Türk-İslam âlemine yönelik saldırılar sadece dini ve milli değerlerimize düşmanlık olarak karşımıza çıkmazlar. Bazen kayıtsız kalmak ve sessizliğe bürünmek de düşmanlıktır. Birçok Türk beldesinde yaşanan katliamlara Avrupa’nın sessiz kalması da bir nevi düşmanlıktır. Gazze’deki katliama kayıtsız kalmak da düşmanlıktır. 

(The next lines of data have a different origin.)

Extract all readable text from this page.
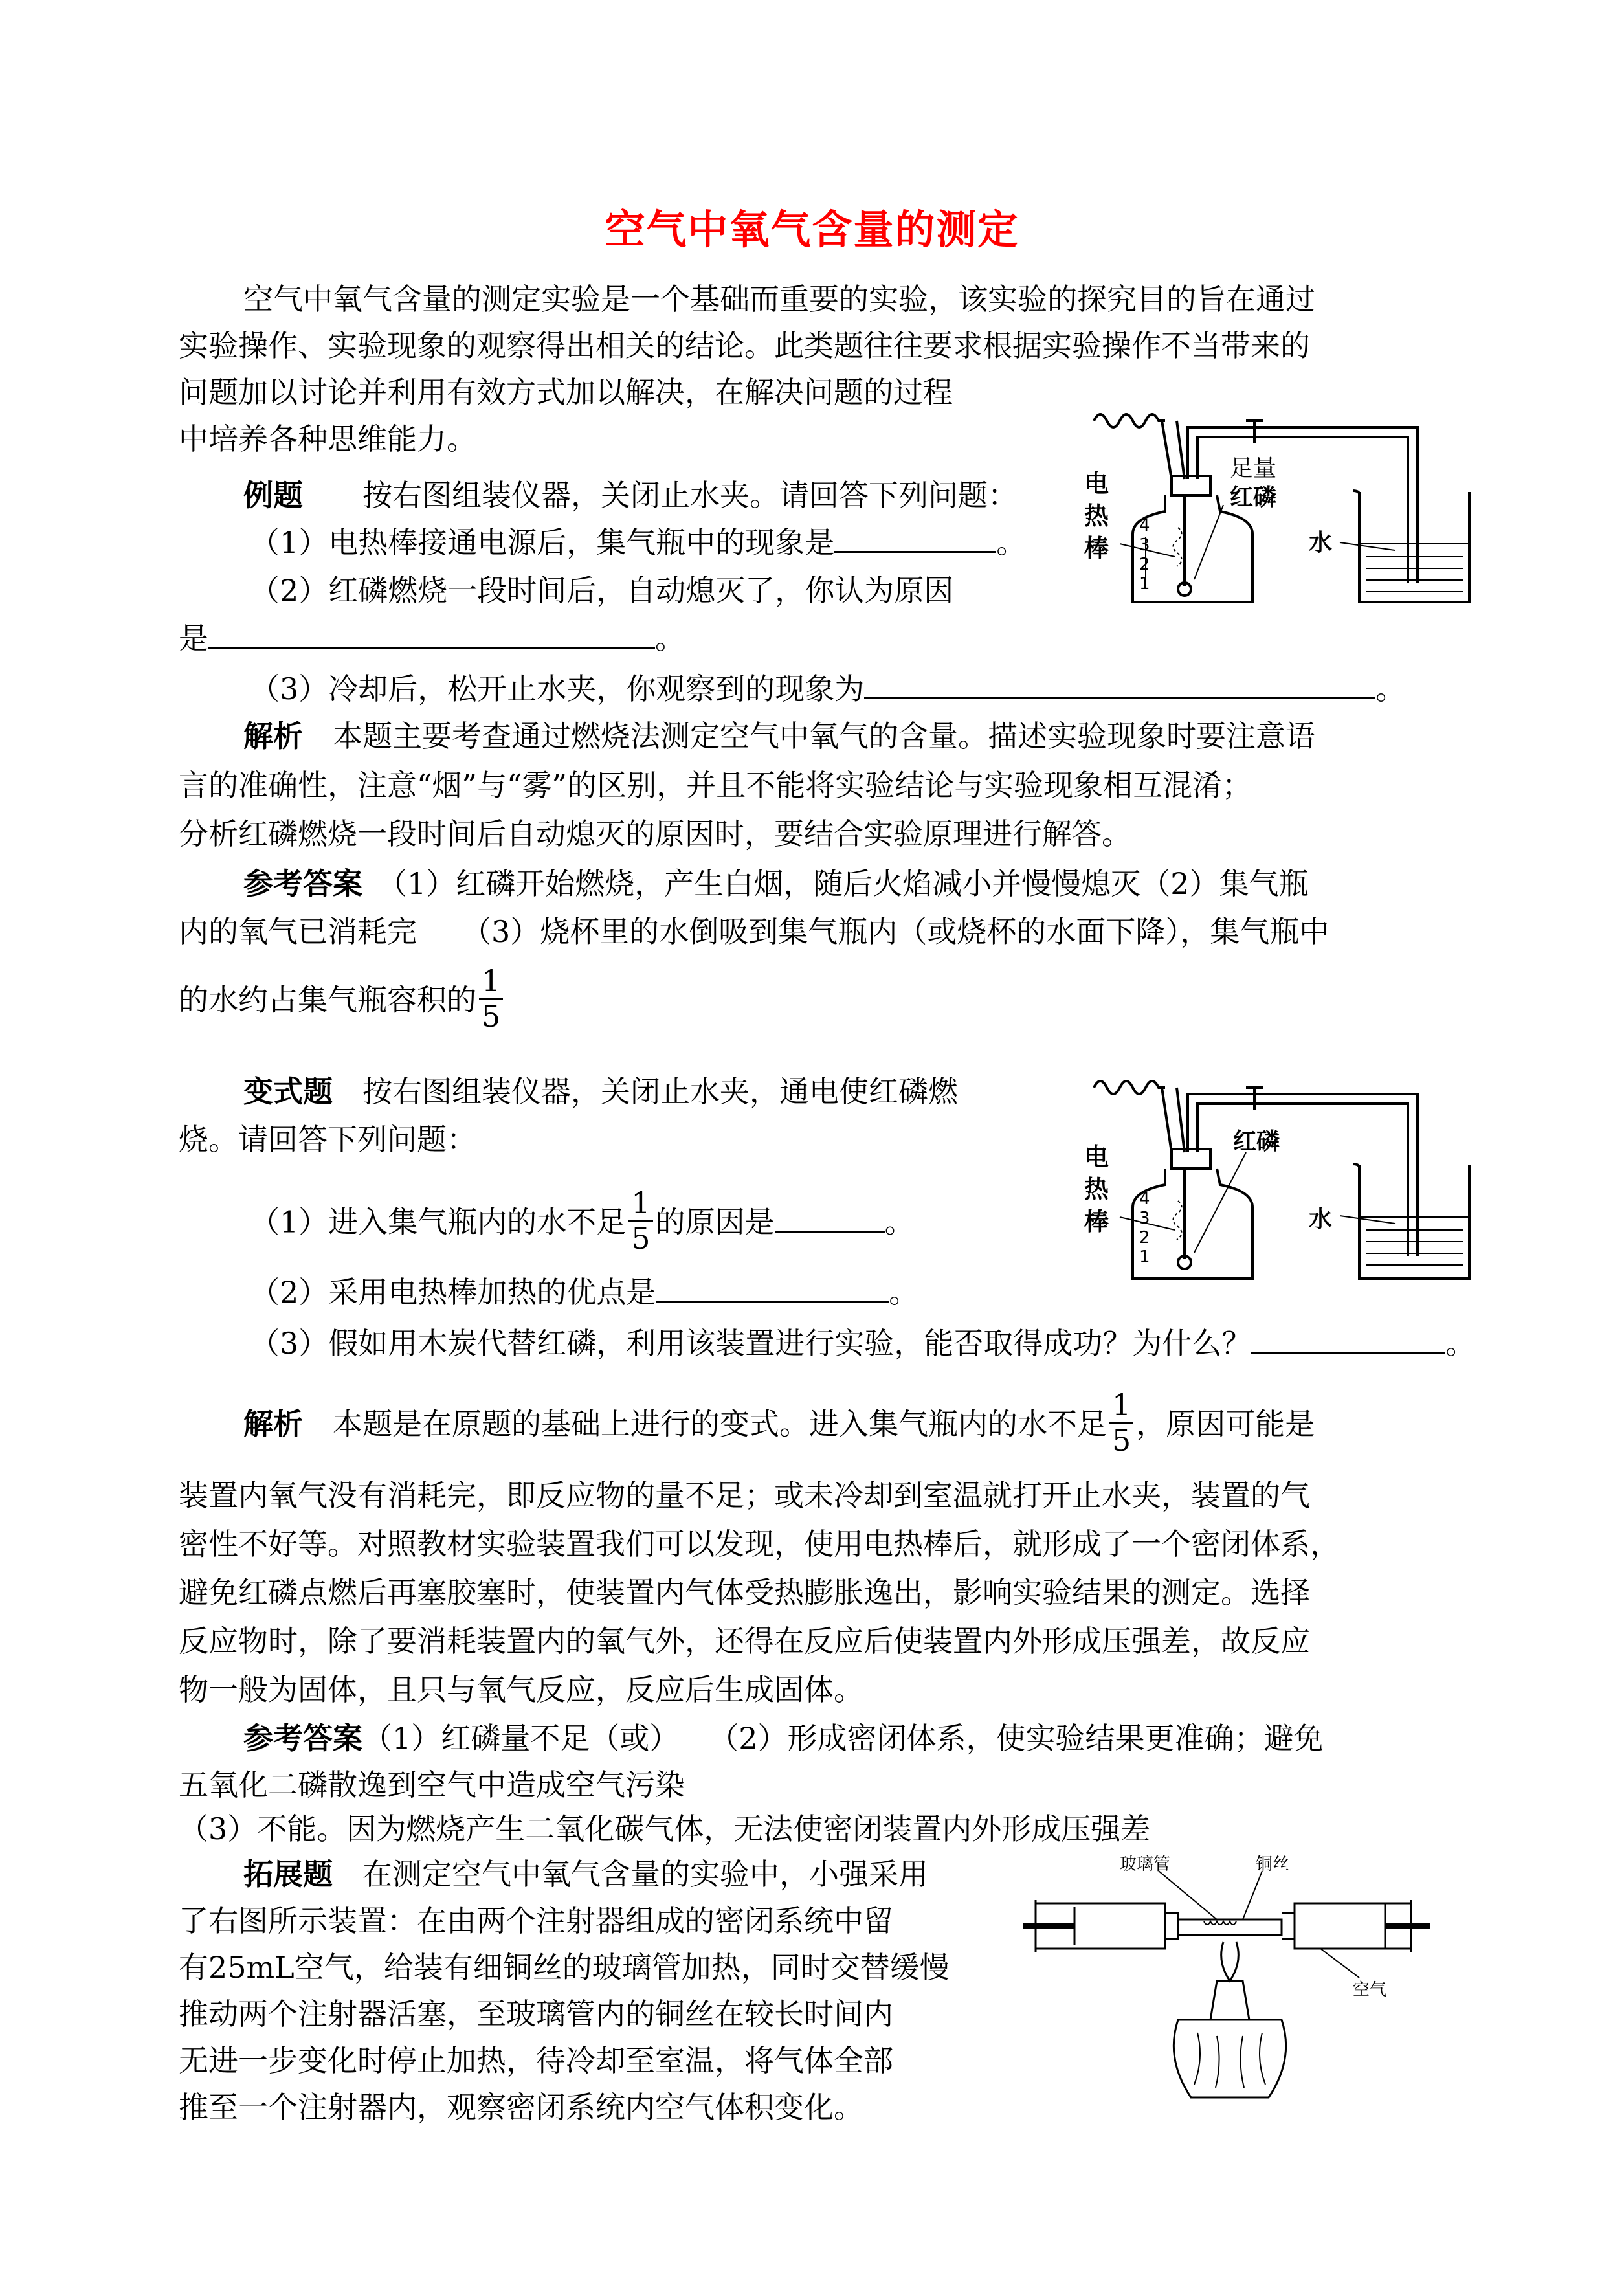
空气中氧气含量的测定
空气中氧气含量的测定实验是一个基础而重要的实验，该实验的探究目的旨在通过
实验操作、实验现象的观察得出相关的结论。此类题往往要求根据实验操作不当带来的
问题加以讨论并利用有效方式加以解决，在解决问题的过程
中培养各种思维能力。
例题　　 按右图组装仪器，关闭止水夹。请回答下列问题：
（1）电热棒接通电源后，集气瓶中的现象是	。
（2）红磷燃烧一段时间后，自动熄灭了，你认为原因
是	。
（3）冷却后，松开止水夹，你观察到的现象为	。
解析　 本题主要考查通过燃烧法测定空气中氧气的含量。描述实验现象时要注意语
言的准确性，注意“烟”与“雾”的区别，并且不能将实验结论与实验现象相互混淆；
分析红磷燃烧一段时间后自动熄灭的原因时，要结合实验原理进行解答。
参考答案　 （1）红磷开始燃烧，产生白烟，随后火焰减小并慢慢熄灭（2）集气瓶
内的氧气已消耗完　　（3）烧杯里的水倒吸到集气瓶内（或烧杯的水面下降），集气瓶中
的水约占集气瓶容积的 $\frac{1}{5}$
变式题　 按右图组装仪器，关闭止水夹，通电使红磷燃
烧。请回答下列问题：
（1）进入集气瓶内的水不足 $\frac{1}{5}$ 的原因是	。
（2）采用电热棒加热的优点是	。
（3）假如用木炭代替红磷，利用该装置进行实验，能否取得成功？为什么？	。
解析　 本题是在原题的基础上进行的变式。进入集气瓶内的水不足 $\frac{1}{5}$ ，原因可能是
装置内氧气没有消耗完，即反应物的量不足；或未冷却到室温就打开止水夹，装置的气
密性不好等。对照教材实验装置我们可以发现，使用电热棒后，就形成了一个密闭体系，
避免红磷点燃后再塞胶塞时，使装置内气体受热膨胀逸出，影响实验结果的测定。选择
反应物时，除了要消耗装置内的氧气外，还得在反应后使装置内外形成压强差，故反应
物一般为固体，且只与氧气反应，反应后生成固体。
参考答案（1）红磷量不足（或）　　（2）形成密闭体系，使实验结果更准确；避免
五氧化二磷散逸到空气中造成空气污染
（3）不能。因为燃烧产生二氧化碳气体，无法使密闭装置内外形成压强差
拓展题　 在测定空气中氧气含量的实验中，小强采用
了右图所示装置：在由两个注射器组成的密闭系统中留
有25mL空气，给装有细铜丝的玻璃管加热，同时交替缓慢
推动两个注射器活塞，至玻璃管内的铜丝在较长时间内
无进一步变化时停止加热，待冷却至室温，将气体全部
推至一个注射器内，观察密闭系统内空气体积变化。
4
3
2
1
电
热
棒
足量
红磷
水
4
3
2
1
电
热
棒
红磷
水
玻璃管	铜丝
空气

Batı’dan bize doğru yönelen bu düşmanlık zaman zaman içimizde de kendini gösteriyor. Geçtiğimiz günlerde Leman dergisi Muhammed ve Musa isimli iki kişiyi, bombalanan bir şehrin üzerinde “Selamün Aleyküm” ve “Aleyhem Salom” diyerek selamlaştığı bir karikatür yayımladı. Yayımlanan karikatür büyük bir tepki topladı. İstanbul Cumhuriyet Başsavcılığının başlattığı soruşturmaya ilişkin 4 kişi gözaltına alındı ve çıkarıldıkları mahkemece “halkı kin ve düşmanlığı tahrik” suçundan tutuklandı. Bir hukuk devletinde olması gereken neyse o yapıldı. Toplum milli ve manevi değerlerine yönelen saldırıya vermesi gereken tepkiyi gösterdi. Dergi hakkında mali inceleme başlatıldı. Çünkü dışarıdan içimize kadar yönelen bu saldırının dışarıdan beslenmesi beklenen bir durumdu. Leman dergisi ve CHP Genel Başkanı Özgür Özel dışında karikatürü sahiplenen kimse olmadı. Olduysa da onlar da cılız çıkan marjinal tiplerden başkası değildi.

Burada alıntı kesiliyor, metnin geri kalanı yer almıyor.